Some Tory backbenchers have been talking privately about how to remove the PM, after market turmoil led her to abandon her flagship tax policies.
Mr Hunt urged the party to unite behind her, as the pair held crunch talks to thrash out plans on tax and spending.
But a senior Tory MP said "the game is up" and called for Ms Truss to go.
Mr Hunt replaced Kwasi Kwarteng on Friday, after the former chancellor was fired following financial turbulence in the wake of last month's mini-budget and a backlash from a number of MPs in his party.
In a bid to restore market confidence, Ms Truss has junked key parts of the tax-cutting blueprint that was unveiled by Mr Kwarteng and won her the Tory leadership contest, putting her into office.
Measures already jettisoned from the £45bn package of unfunded tax cuts announced last month include scrapping the top income tax rate, and a freeze in corporation tax.
And Mr Hunt, who held talks with Ms Truss at her official Chequers country retreat earlier, has not ruled out further U-turns as he seeks to restore UK economic credibility.
In an interview with Laura Kuenssberg recorded on Saturday, he said he was not "taking anything off the table".

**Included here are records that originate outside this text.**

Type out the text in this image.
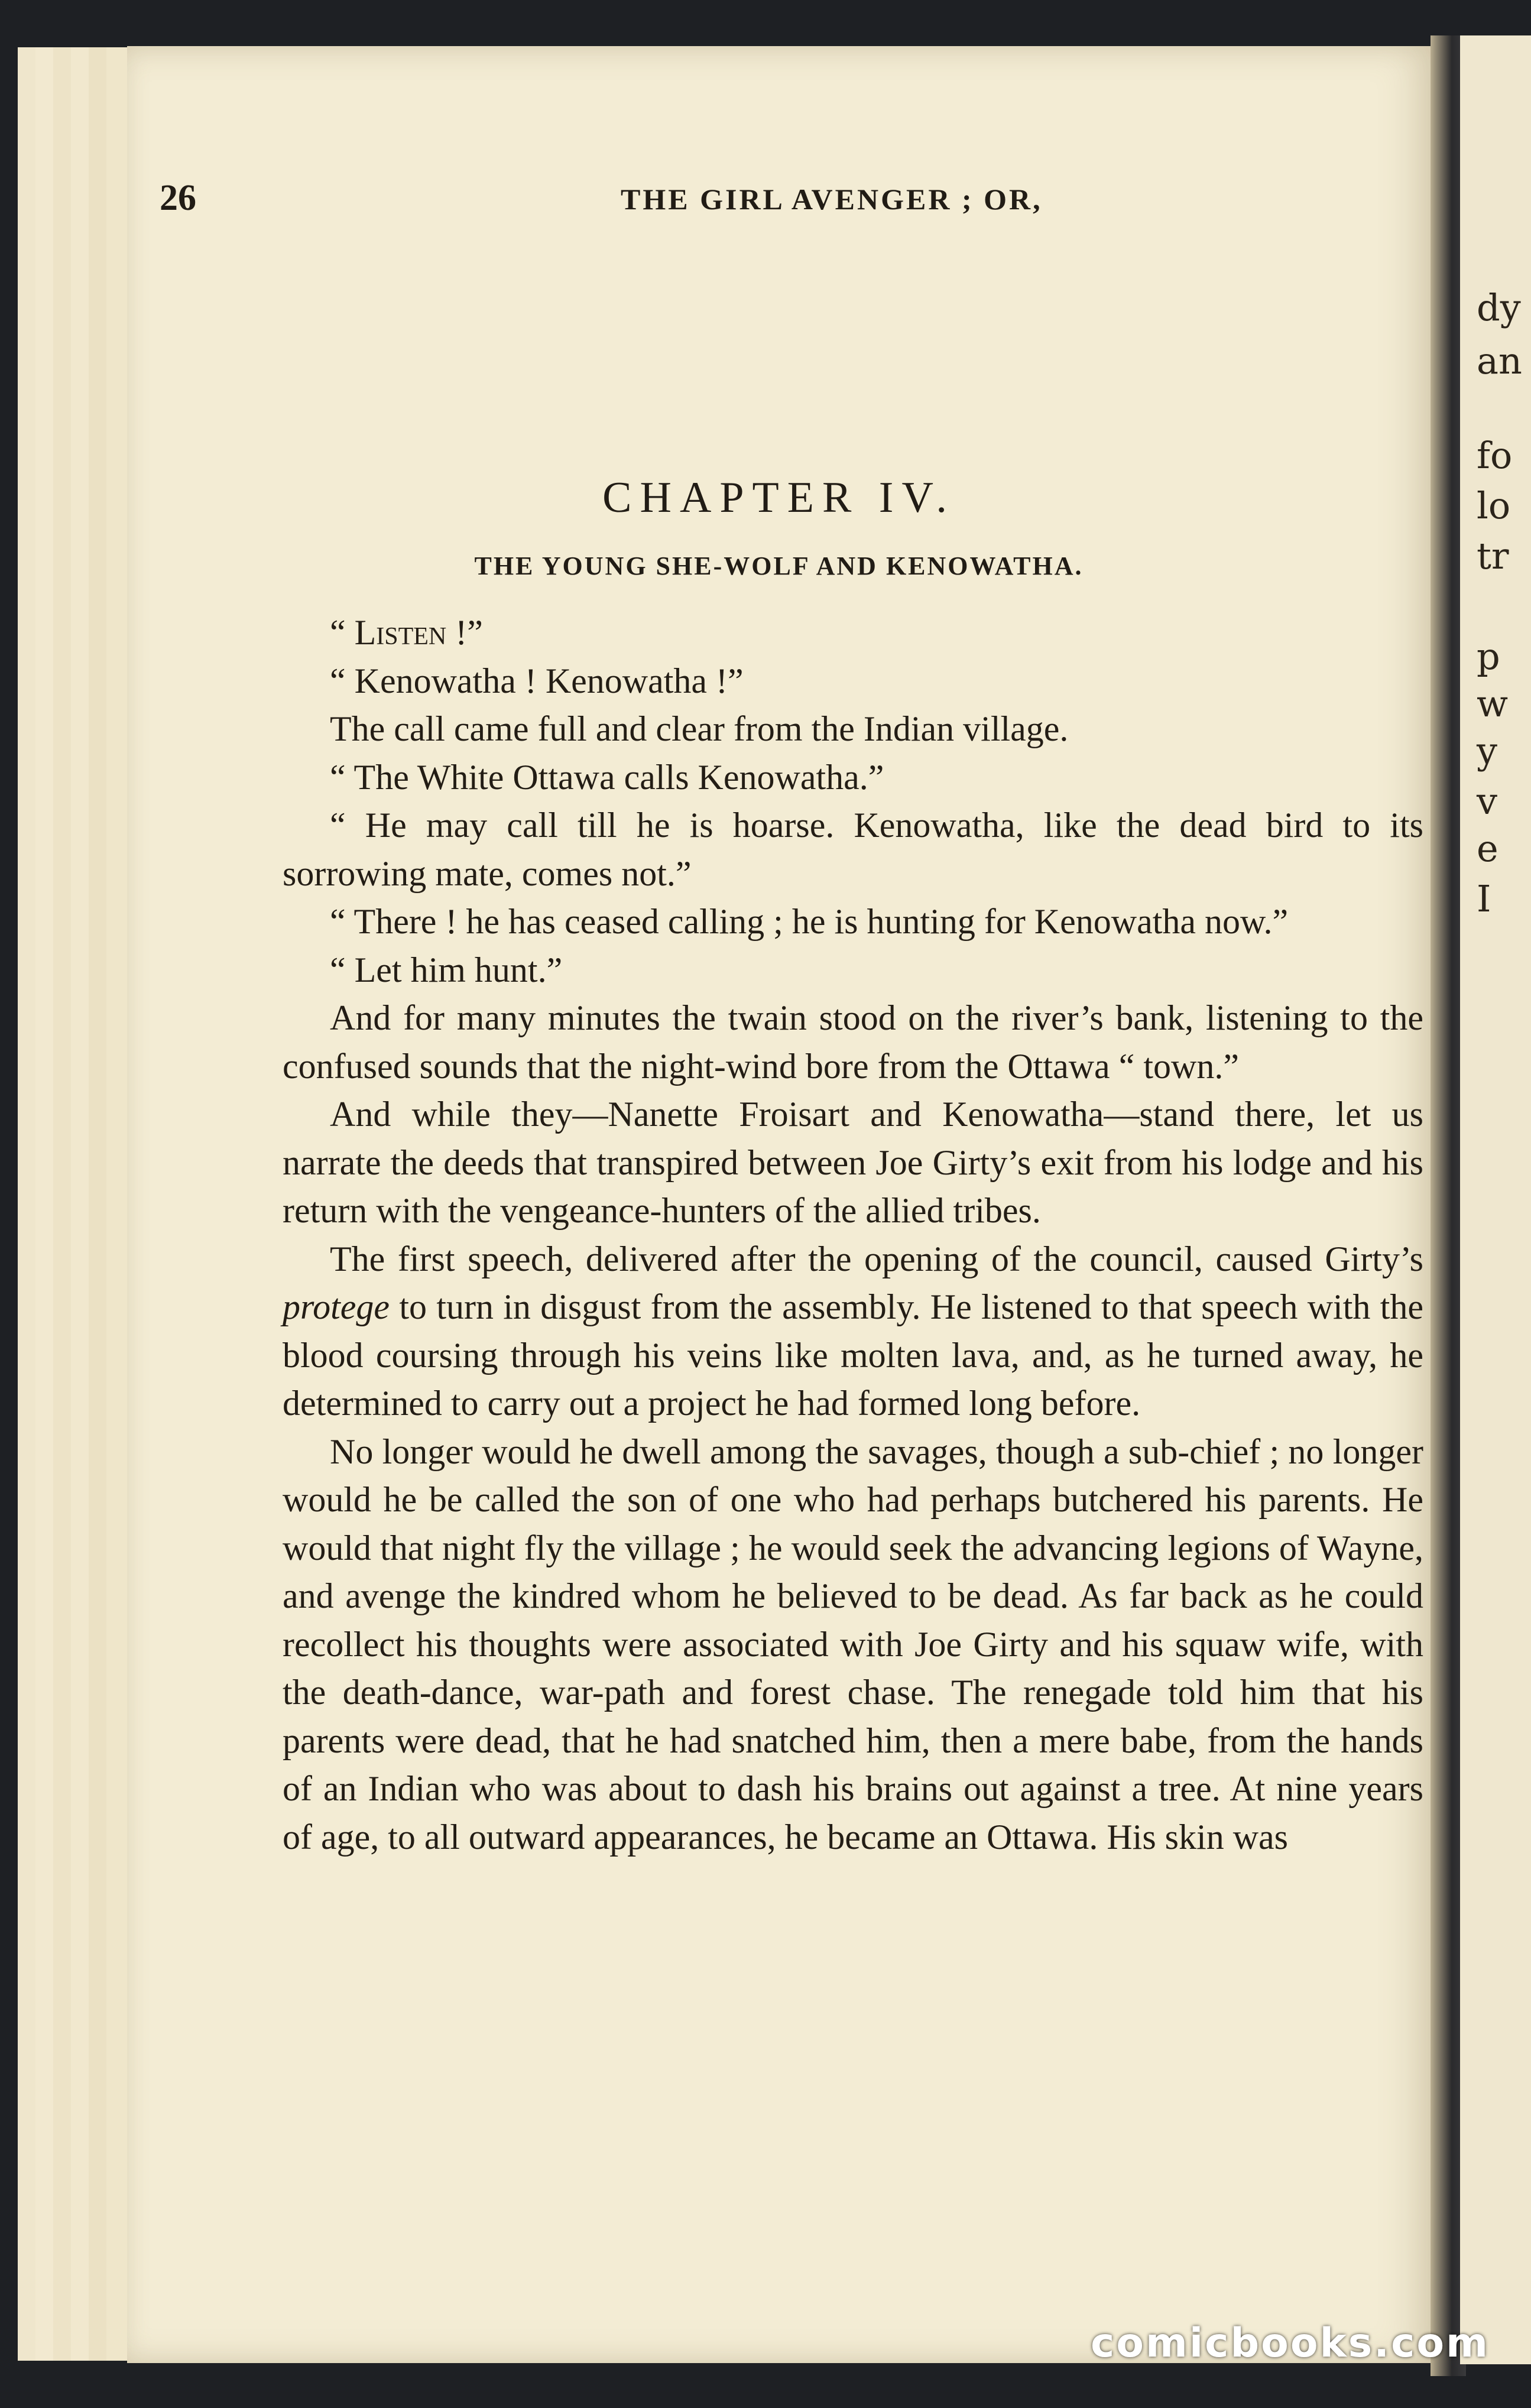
dy
an
fo
lo
tr
p
w
y
v
e
I
26	THE GIRL AVENGER ; OR,
CHAPTER IV.
THE YOUNG SHE-WOLF AND KENOWATHA.

“ Listen !”

“ Kenowatha ! Kenowatha !”

The call came full and clear from the Indian village.

“ The White Ottawa calls Kenowatha.”

“ He may call till he is hoarse. Kenowatha, like the dead bird to its sorrowing mate, comes not.”

“ There ! he has ceased calling ; he is hunting for Kenowatha now.”

“ Let him hunt.”

And for many minutes the twain stood on the river’s bank, listening to the confused sounds that the night-wind bore from the Ottawa “ town.”

And while they—Nanette Froisart and Kenowatha—stand there, let us narrate the deeds that transpired between Joe Girty’s exit from his lodge and his return with the vengeance-hunters of the allied tribes.

The first speech, delivered after the opening of the council, caused Girty’s protege to turn in disgust from the assembly. He listened to that speech with the blood coursing through his veins like molten lava, and, as he turned away, he determined to carry out a project he had formed long before.

No longer would he dwell among the savages, though a sub-chief ; no longer would he be called the son of one who had perhaps butchered his parents. He would that night fly the village ; he would seek the advancing legions of Wayne, and avenge the kindred whom he believed to be dead. As far back as he could recollect his thoughts were associated with Joe Girty and his squaw wife, with the death-dance, war-path and forest chase. The renegade told him that his parents were dead, that he had snatched him, then a mere babe, from the hands of an Indian who was about to dash his brains out against a tree. At nine years of age, to all outward appearances, he became an Ottawa. His skin was

comicbooks.com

He warned of "difficult decisions both on spending and on tax," as he prepares to deliver an economic statement on 31 October to reassure investors he has a plan to get public debt under control.
However, there are newspaper reports that some Tory MPs have already begun talks about how to remove her from power, despite current party rules preventing a formal leadership challenge for a year.
Tactics reportedly under consideration include submitting no-confidence letters in a bid to force party bosses into a rule change, or changing party rules to allow MPs to bypass members and pick a new leader themselves.
Asked whether she could survive as PM, former minister Crispin Blunt told Channel 4: "No, I think the game is up and it's now a question as to how the succession is managed.
"If there is such a weight of opinion in the parliamentary party that we have to have a change then it will be effected."
Speaking to Sky News, senior backbencher Robert Halfon said "of course, colleagues are unhappy with what is going on", adding that "we're all talking to see what can be done about it".
He said he was not calling on Ms Truss to go, but called for a "dramatic reset" in the government's direction.
And in a blistering attack, he accused ministers of behaving like "libertarian jihadists" treating the public as "laboratory mice on which to carry out ultra, ultra free market experiments".